I'm going to phone someone but we've just moved towns so not registered with a vet here - I'll carry on Googling but if anyone knows of a national helpline that would be great.

phantomnamechanger Sun 14-Jul-13 19:52:12

if you have a cat you shouldn't wait till they HAVE fleas, to treat them, you should treat them with a preventative medicine - these often work by preventing any eggs the flea lays from being viable - so once the first flea dies/is combed out/ or leaves the cat for another host, there is no cycle.

I don't think your cat is too poorly though, watch their breathing and for signs of deterioration

<am not vet or vet nurse, just regular cat owner>

Cluffyflump Sun 14-Jul-13 19:55:34

I did almost exactly the same with my cat.
She looked really I'll and was dribbling lots.
She's fine now smile I got damp towels and wiped her fur to prevent her from licking more off and it seemed to do the trick.

Fwiw, the flea stuff you can buy is shit.
It is no longer effective as fleas have evolved to withstand it.
Go the the vet and ask for 'advocate'.
If you use that, then all the fleas on your cat will die and the fleas in your home will jump onto your cat and come to a sticky end too!
Your cat will become a walking, purring, flea killer.
Keep hoovering to suck up any eggs/larvae.

CajaDeLaMemoria Sun 14-Jul-13 19:56:09

Who was she with before? A chain? They might have a national OOH line. Otherwise try something like Vets Now I suppose.

I hope she's okay. Is she drinking a lot?

cozietoesie Sun 14-Jul-13 19:56:34

If you phone a local vet, NotAround, they should have an answerphone giving their OOH service - or their website (many vets have them) should have the details of emergency contacts.

NotAroundTheEyes Sun 14-Jul-13 19:59:51

Thanks for this everyone.

Phantom see I know that now, but didn't before! She was an indoor cat you see so we never treated her and never had a problem, but she roams miles (well: yards) here. I now know to mark it in the calender to do a spot-on once every however-long-they-said

I have found the OOH line for our nearest vet and will call shortly if I need to.

Just been outside and she is alert, not dribbling, chasing blackbirds and eating treats I gave her confused

I wonder if she ate an insect as someone said upthread and I just happened to see the aftermath?

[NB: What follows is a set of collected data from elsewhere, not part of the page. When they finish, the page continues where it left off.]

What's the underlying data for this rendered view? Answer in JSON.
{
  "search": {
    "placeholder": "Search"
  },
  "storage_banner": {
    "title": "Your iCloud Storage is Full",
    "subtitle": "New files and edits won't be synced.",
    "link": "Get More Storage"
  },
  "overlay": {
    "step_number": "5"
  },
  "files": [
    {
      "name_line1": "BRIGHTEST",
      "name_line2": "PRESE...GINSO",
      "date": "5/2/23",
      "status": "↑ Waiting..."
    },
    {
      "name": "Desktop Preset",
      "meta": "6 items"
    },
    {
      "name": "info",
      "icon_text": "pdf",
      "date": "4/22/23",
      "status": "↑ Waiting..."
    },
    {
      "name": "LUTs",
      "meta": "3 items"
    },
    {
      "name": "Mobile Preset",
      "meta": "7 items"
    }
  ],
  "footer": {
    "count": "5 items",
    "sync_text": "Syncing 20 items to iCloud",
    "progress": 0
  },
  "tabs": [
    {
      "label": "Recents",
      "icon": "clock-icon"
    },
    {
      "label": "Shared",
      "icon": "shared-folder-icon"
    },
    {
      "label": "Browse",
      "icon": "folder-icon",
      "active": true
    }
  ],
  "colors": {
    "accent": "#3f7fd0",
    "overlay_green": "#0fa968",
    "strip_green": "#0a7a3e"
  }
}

My poor baby sad Seriously, I should try not to be such a mad cat lady but she's my best pal <cries a bit>

NotAroundTheEyes Sun 14-Jul-13 20:00:43

Caja it's very difficult to get her to drink anything (literally, she will only drink out of a proper glass like the grown-ups hmm). I just held a fresh one up to her and she looked at me with what I can only call contempt grin

NotAroundTheEyes Sun 14-Jul-13 20:01:23

Oh and Cluffy thanks, that's a great tip - I'll be weaponising the cat!

OldLadyKnowsNothing Sun 14-Jul-13 20:05:44

Oh, well she sounds much better, that's good. Maybe give her a wipe down as described on page two of the link I posted, and keep a close eye.